Marijuana now a low priority in SF
by Heather Cassell
San Francisco joined other cities such as Oakland, Santa Monica, Santa Cruz, and Seattle that have passed similar legislation to make marijuana arrests a low priority in a quite move on December 1, World AIDS Day.
The bill was overwhelmingly supported by the Board of Supervisors by an 8-3 vote on November 21 and passed a second vote 7-3 on November 28 before being sent to Mayor Gavin Newsom.
"I feel really good about it. It's a policy that's endorsed by a majority of San Franciscans, reflecting what they feel about the issue," said Supervisor Tom Ammiano, who authored the legislation.
According to Newsom's spokesman, Joe Arellano, Newsom was unable to review the legislation within the 10-day review period due to the fact that the bill arrived on his desk as he was leaving for his trip to the Philippines earlier this month. Acting mayor Supervisor Sean Elsbernd received the legislation and returned it unsigned. As a result, the bill became law automatically.
"I'm very glad it happened," said Dennis Peron, author of the Compassionate Care Act of 1996, better known as Proposition 215.
However, Peron wasn't pleased that part of the San Francisco legislation urges taxation of marijuana, "Everyone is addicted to marijuana money," he said, adding that other medications aren't taxed in California and marijuana is medicine. "I'm against taxing medicine."
The new ordinance does prohibit marijuana in connection with criminal offenses (including driving while under the influence); any minors' involvement with the herb; and distribution or sales of cannabis on public property or within view of someone on public property, unless a person is in their own home or in a private building.
San Francisco also will no longer accept federal funding that focuses on criminalizing cannabis.

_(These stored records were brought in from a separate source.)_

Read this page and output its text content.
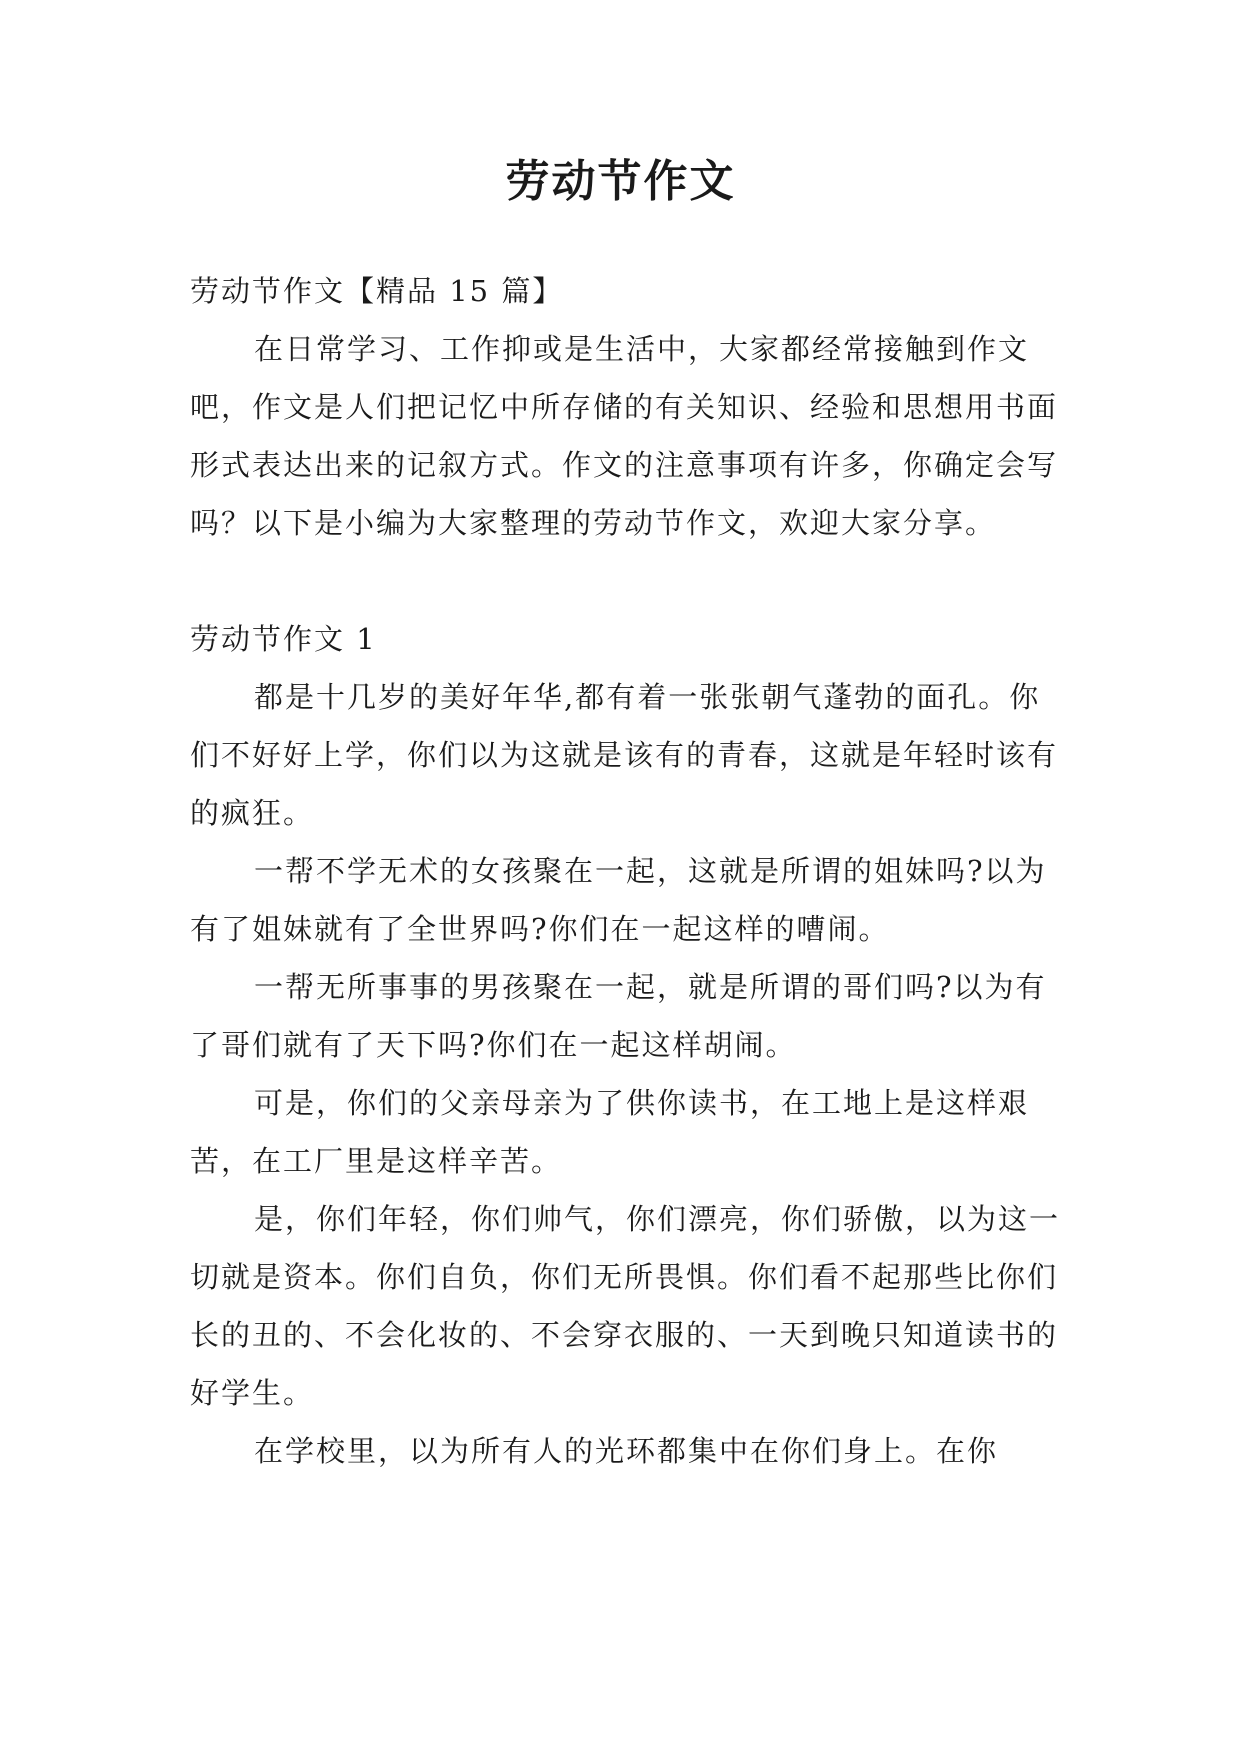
劳动节作文

劳动节作文【精品 15 篇】

在日常学习、工作抑或是生活中，大家都经常接触到作文吧，作文是人们把记忆中所存储的有关知识、经验和思想用书面形式表达出来的记叙方式。作文的注意事项有许多，你确定会写吗？以下是小编为大家整理的劳动节作文，欢迎大家分享。

劳动节作文 1

都是十几岁的美好年华,都有着一张张朝气蓬勃的面孔。你们不好好上学，你们以为这就是该有的青春，这就是年轻时该有的疯狂。

一帮不学无术的女孩聚在一起，这就是所谓的姐妹吗?以为有了姐妹就有了全世界吗?你们在一起这样的嘈闹。

一帮无所事事的男孩聚在一起，就是所谓的哥们吗?以为有了哥们就有了天下吗?你们在一起这样胡闹。

可是，你们的父亲母亲为了供你读书，在工地上是这样艰苦，在工厂里是这样辛苦。

是，你们年轻，你们帅气，你们漂亮，你们骄傲，以为这一切就是资本。你们自负，你们无所畏惧。你们看不起那些比你们长的丑的、不会化妆的、不会穿衣服的、一天到晚只知道读书的好学生。

在学校里，以为所有人的光环都集中在你们身上。在你
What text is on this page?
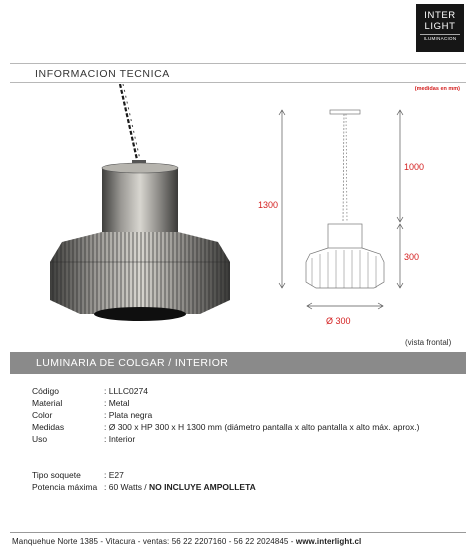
INTER
LIGHT
ILUMINACION
INFORMACION TECNICA
(medidas en mm)
1300
1000
300
Ø 300
(vista frontal)
LUMINARIA DE COLGAR / INTERIOR
Código	: LLLC0274
Material	: Metal
Color	: Plata negra
Medidas	: Ø 300 x HP 300 x H 1300 mm (diámetro pantalla x alto pantalla x alto máx. aprox.)
Uso	: Interior
Tipo soquete	: E27
Potencia máxima : 60 Watts / NO INCLUYE AMPOLLETA
Manquehue Norte 1385 - Vitacura - ventas: 56 22 2207160 - 56 22 2024845 - www.interlight.cl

The new law also urges the district attorney not to aggressively prosecute cases involving marijuana charges and San Francisco police are barred from becoming deputized by federal law enforcement to target adults using marijuana. The new ordinance also supports taxing and regulating the sale of marijuana for people over the age of 18, although that part of the law is not legally binding.
"The mayor continues to support the use of medical marijuana for people suffering from cancer, HIV and AIDS, and other illnesses," said Arellano, who added that Newsom "wholeheartedly" supports the San Francisco Police Department with its drug investigations and enforcement policies.
To enforce the new ordinance the Board of Supervisors will appoint a citizen advisory committee to oversee that the new law is enacted, report on any police and legal matters related to marijuana charges, and advise and recommend policy changes to the board.